Court Opinion

ID: 6561561
Source: CourtListenerOpinion
Date Created: 2022-07-20 19:16:00.611549+00
Date Added: 2024-06-11T15:56:33.594168
License: Public Domain

Beck, C. J.
The scope and object of the bill filed in the county court by the plaintiff, Saunders, appears to have been the discovery of property and credits belonging to the defendant William B. Hood, and alleged to be held by or in the names of his co-defendants, in order that it might be in some manner subjected to the payment of plaintiff’s claims. This complaint was framed after the style of a creditors’ bill, but fatally defective as such, in that the main part of the indebtedness had not been reduced to judgment. Burdsall v. Waggoner, 4 Colo. 256; Allen v. Tritch, 5 Colo. 222. The plaintiff’s remedy seems to have been wholly misconceived.
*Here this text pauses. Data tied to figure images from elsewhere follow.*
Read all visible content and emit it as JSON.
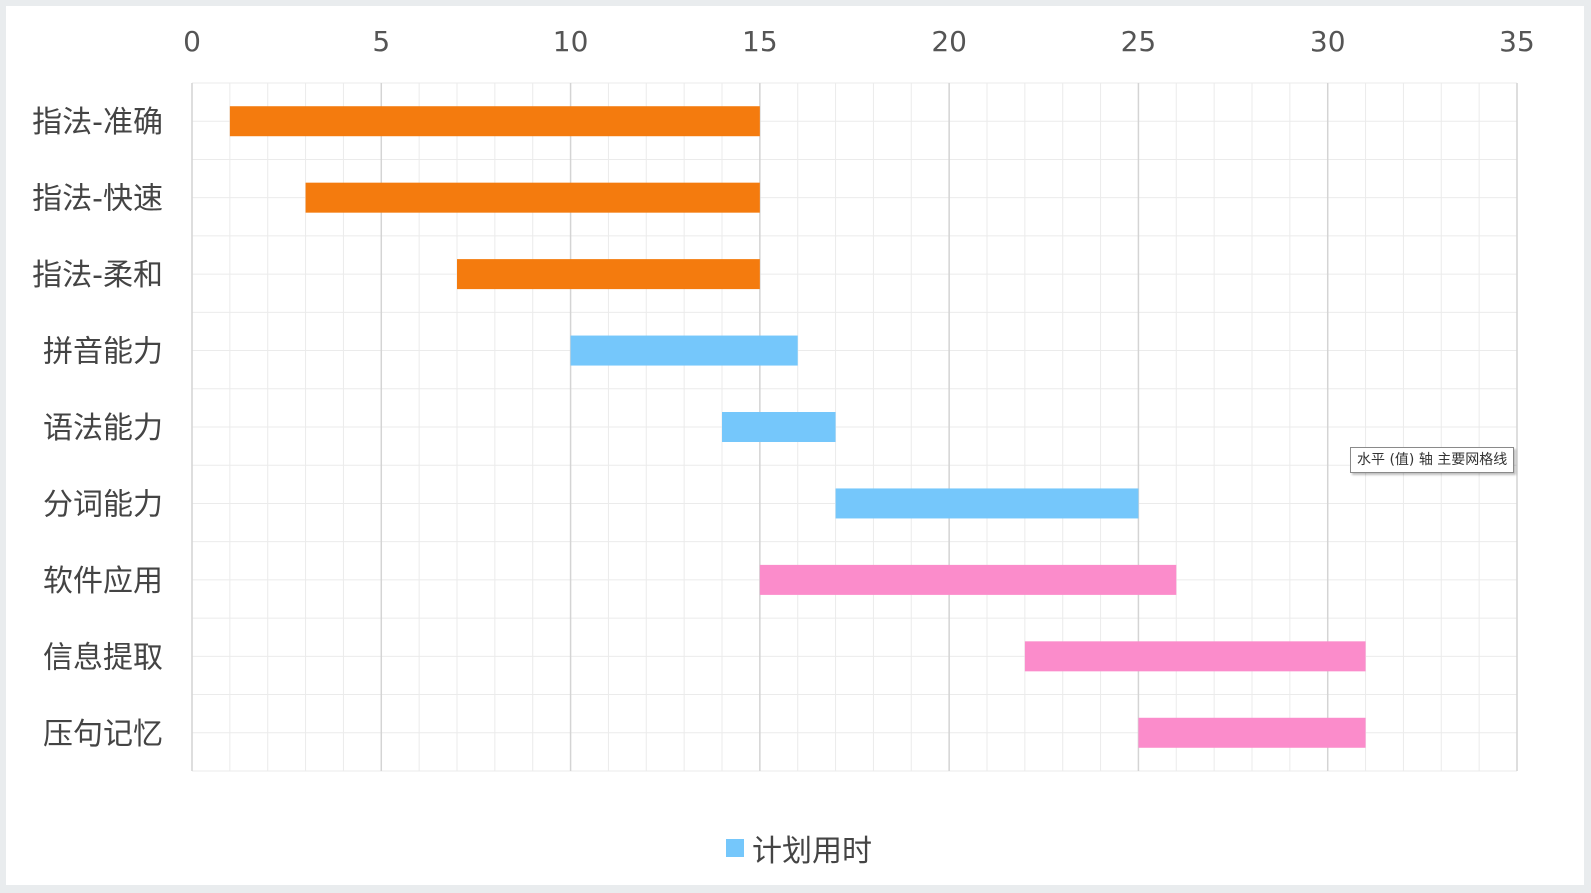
{
  "chart_data": {
    "type": "bar",
    "orientation": "horizontal",
    "subtype": "gantt",
    "xlim": [
      0,
      35
    ],
    "x_ticks": [
      0,
      5,
      10,
      15,
      20,
      25,
      30,
      35
    ],
    "categories": [
      "指法-准确",
      "指法-快速",
      "指法-柔和",
      "拼音能力",
      "语法能力",
      "分词能力",
      "软件应用",
      "信息提取",
      "压句记忆"
    ],
    "start": [
      1,
      3,
      7,
      10,
      14,
      17,
      15,
      22,
      25
    ],
    "duration": [
      14,
      12,
      8,
      6,
      3,
      8,
      11,
      9,
      6
    ],
    "bar_colors": [
      "#f47b0e",
      "#f47b0e",
      "#f47b0e",
      "#75c7fb",
      "#75c7fb",
      "#75c7fb",
      "#fb8ccb",
      "#fb8ccb",
      "#fb8ccb"
    ],
    "legend": [
      {
        "name": "计划用时",
        "color": "#75c7fb"
      }
    ],
    "legend_position": "bottom",
    "grid": true,
    "tooltip": "水平 (值) 轴 主要网格线"
  }
}
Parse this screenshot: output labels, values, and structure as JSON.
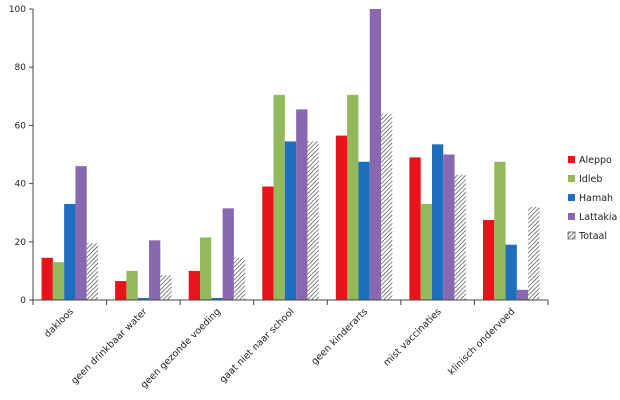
{
  "chart_data": {
    "type": "bar",
    "title": "",
    "xlabel": "",
    "ylabel": "",
    "ylim": [
      0,
      100
    ],
    "yticks": [
      0,
      20,
      40,
      60,
      80,
      100
    ],
    "grid": false,
    "legend_position": "right",
    "categories": [
      "dakloos",
      "geen drinkbaar water",
      "geen gezonde voeding",
      "gaat niet naar school",
      "geen kinderarts",
      "mist vaccinaties",
      "klinisch ondervoed"
    ],
    "series": [
      {
        "name": "Aleppo",
        "color": "#e8141b",
        "values": [
          14.5,
          6.5,
          10,
          39,
          56.5,
          49,
          27.5
        ]
      },
      {
        "name": "Idleb",
        "color": "#93b95c",
        "values": [
          13,
          10,
          21.5,
          70.5,
          70.5,
          33,
          47.5
        ]
      },
      {
        "name": "Hamah",
        "color": "#1f6fbf",
        "values": [
          33,
          0.7,
          0.7,
          54.5,
          47.5,
          53.5,
          19
        ]
      },
      {
        "name": "Lattakia",
        "color": "#8868b0",
        "values": [
          46,
          20.5,
          31.5,
          65.5,
          100,
          50,
          3.5
        ]
      },
      {
        "name": "Totaal",
        "color": "hatch",
        "values": [
          19.5,
          8.5,
          14.5,
          54.5,
          64,
          43,
          32
        ]
      }
    ]
  }
}
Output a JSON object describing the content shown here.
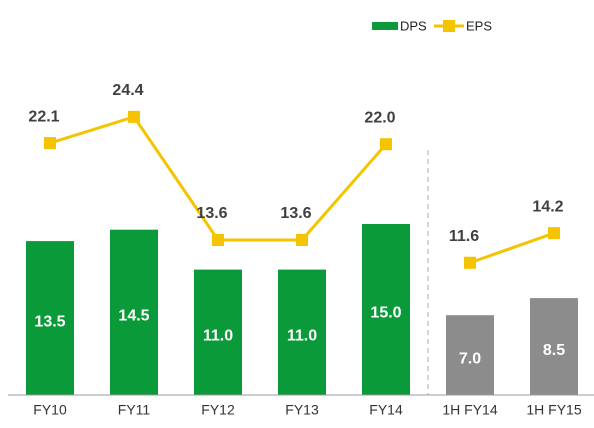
{
  "chart_data": {
    "type": "bar-line",
    "categories": [
      "FY10",
      "FY11",
      "FY12",
      "FY13",
      "FY14",
      "1H FY14",
      "1H FY15"
    ],
    "series": [
      {
        "name": "DPS",
        "type": "bar",
        "color": "#0a9a3a",
        "colors": [
          "#0a9a3a",
          "#0a9a3a",
          "#0a9a3a",
          "#0a9a3a",
          "#0a9a3a",
          "#8c8c8c",
          "#8c8c8c"
        ],
        "values": [
          13.5,
          14.5,
          11.0,
          11.0,
          15.0,
          7.0,
          8.5
        ],
        "value_labels": [
          "13.5",
          "14.5",
          "11.0",
          "11.0",
          "15.0",
          "7.0",
          "8.5"
        ]
      },
      {
        "name": "EPS",
        "type": "line",
        "color": "#f5c400",
        "values": [
          22.1,
          24.4,
          13.6,
          13.6,
          22.0,
          11.6,
          14.2
        ],
        "value_labels": [
          "22.1",
          "24.4",
          "13.6",
          "13.6",
          "22.0",
          "11.6",
          "14.2"
        ]
      }
    ],
    "divider_after": 4,
    "ylim": [
      0,
      30
    ],
    "legend": "top-right"
  }
}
No proper foundation was laid either for discovery, for the cancellation of conveyances, for the subjecting of property to execution, or for any specific relief. The property embraced in the deed of trust had not been sold. No application was made in the bill to foreclose the real estate securities executed by Hood; nor was there an allegation of insolvency of said defendant, or that he was not possessed' of other property than that mentioned sufficient to satisfy the plaintiff’s claims. Something more than the oft-reiterated charge of fraud is necessary to constitute such a pleading as warrants the granting *109of equitable relief. In a proper case fraudulent conveyances will be set aside, and the property of a debtor subjected to the payment of his debts; but the necessary foundation must be laid upon which to invoke such relief, and the proceedings must be conducted in accordance with the forms of law. The complaint' failed to state a cause of action, and the court erred in overruling the demurrers filed thereto. It also erred in rendering a general judgment against all the defendants for the debt of defendant Hood, and there was no warrant of law for including in a second judgment that part of the plaintiff’s demand already merged in a prior judgment. Barnes v. Beighly, 9 Colo. 475. The judgment is reversed and the cause remanded. Reversed.